TEMPO.CO, Jakarta -Dewan Perwakilan Rakyat sepakat merevisi Undang-undang Nomor 2 Tahun 2018 tentang Majelis Permusyawaratan Rakyat, Dewan Perwakilan Rakyat, Dewan Perwakilan Rakyat Daerah, dan Dewan Perwakilan Daerah atau UU MD3. Revisi ini untuk menambah pimpinan MPR menjadi sepuluh orang.
Anggota Badan Legislasi DPR Arsul Sani mengatakan revisi dan penambahan pimpinan MPR ini terkait dengan agenda amandemen Undang-undang Dasar 1945 untuk mengembalikan Garis-garis Besar Haluan Negara.
"MD3 sudah sepakat karena ada rencana MPR periode depan itu akan menggulirkan amandemen UUD secara terbatas, utamanya yang terkait dengan GBHN," kata Arsul di Kompleks Parlemen, Senayan, Jakarta, Kamis, 5 September 2019.
Arsul mengatakan, penambahan kuota pimpinan MPR untuk menyatukan kekuatan politik yang ada di parlemen. Kata dia, tujuannya adalah agar semua fraksi memiliki posisi setara dalam membahas agenda amandemen tersebut.
"Supaya semua kekuatan politik yang terinvestasikan dalam fraksi, terlepas apakah dia besar atau kecil, bisa duduk sama rendah, berdiri sama tinggi," kata dia.
Meski begitu, Arsul membantah bahwa sudah ada kesepakatan agar semua fraksi menyepakati agenda amandemen UUD 1945. Dia mengatakan, hal itu masih akan dibicarakan dan didiskusikan lebih lanjut.

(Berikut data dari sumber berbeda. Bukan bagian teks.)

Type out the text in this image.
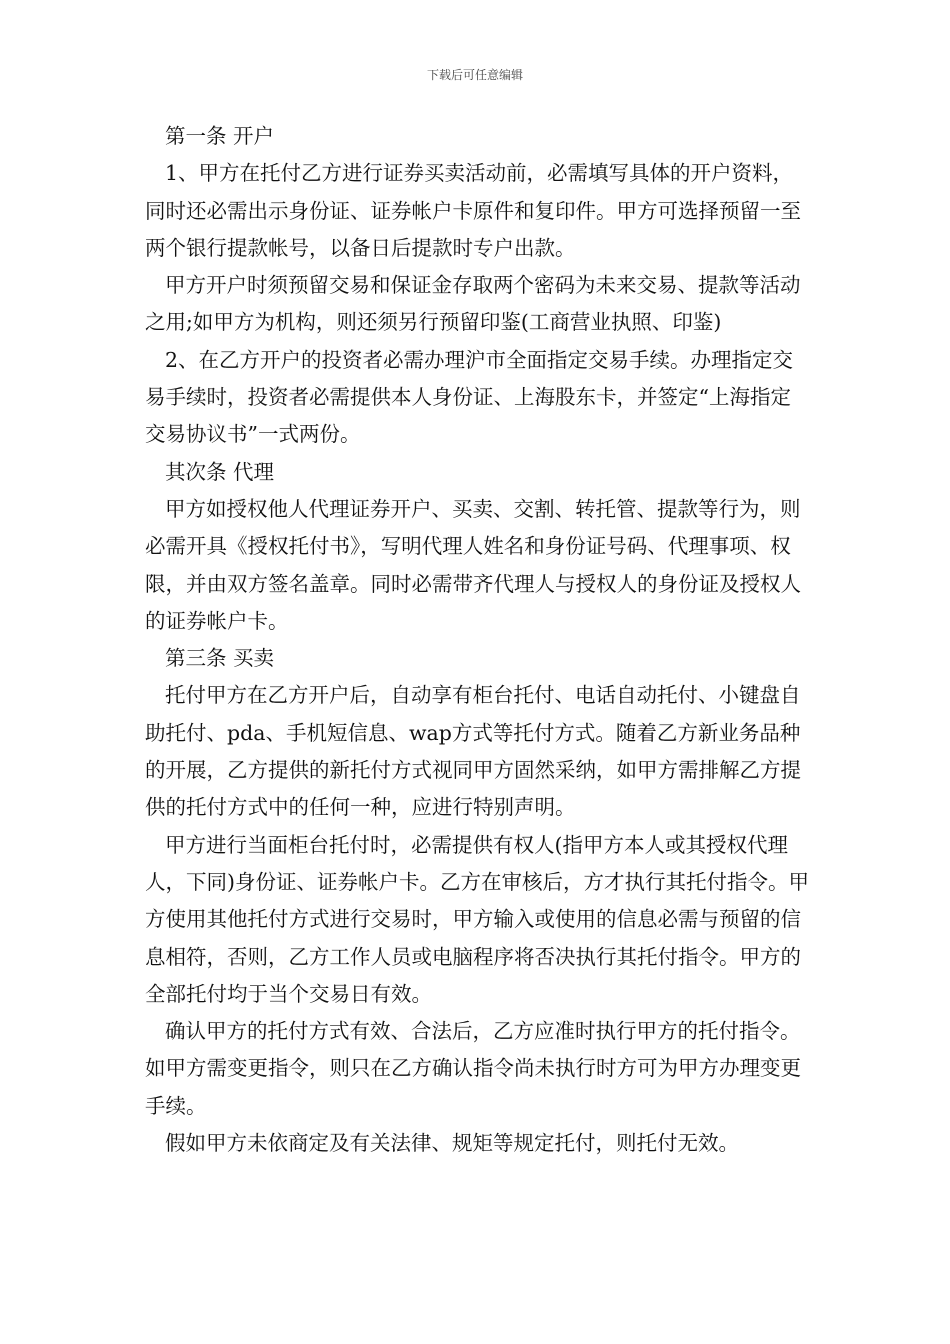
下载后可任意编辑

第一条 开户

1、甲方在托付乙方进行证券买卖活动前，必需填写具体的开户资料，同时还必需出示身份证、证券帐户卡原件和复印件。甲方可选择预留一至两个银行提款帐号，以备日后提款时专户出款。

甲方开户时须预留交易和保证金存取两个密码为未来交易、提款等活动之用;如甲方为机构，则还须另行预留印鉴(工商营业执照、印鉴)

2、在乙方开户的投资者必需办理沪市全面指定交易手续。办理指定交易手续时，投资者必需提供本人身份证、上海股东卡，并签定“上海指定交易协议书”一式两份。

其次条 代理

甲方如授权他人代理证券开户、买卖、交割、转托管、提款等行为，则必需开具《授权托付书》，写明代理人姓名和身份证号码、代理事项、权限，并由双方签名盖章。同时必需带齐代理人与授权人的身份证及授权人的证券帐户卡。

第三条 买卖

托付甲方在乙方开户后，自动享有柜台托付、电话自动托付、小键盘自助托付、pda、手机短信息、wap方式等托付方式。随着乙方新业务品种的开展，乙方提供的新托付方式视同甲方固然采纳，如甲方需排解乙方提供的托付方式中的任何一种，应进行特别声明。

甲方进行当面柜台托付时，必需提供有权人(指甲方本人或其授权代理人，下同)身份证、证券帐户卡。乙方在审核后，方才执行其托付指令。甲方使用其他托付方式进行交易时，甲方输入或使用的信息必需与预留的信息相符，否则，乙方工作人员或电脑程序将否决执行其托付指令。甲方的全部托付均于当个交易日有效。

确认甲方的托付方式有效、合法后，乙方应准时执行甲方的托付指令。如甲方需变更指令，则只在乙方确认指令尚未执行时方可为甲方办理变更手续。

假如甲方未依商定及有关法律、规矩等规定托付，则托付无效。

Jika ditilik ke belakang, sebelumnya Partai Demokrasi Indonesia Perjuangan gencar menginisiasi amandemen UUD 1945, tetapi menolak penambahan pimpinan MPR. Ketua Umum PDIP Megawati Soekarnoputri dalam Kongres V PDIP di Bali awal Agustus lalu juga mewanti-wanti Ketua Umum Partai Golkar Airlangga Hartarto agar UU MD3 tak direvisi. "Ya namanya politik itu kan dinamis," kata Arsul perihal ini.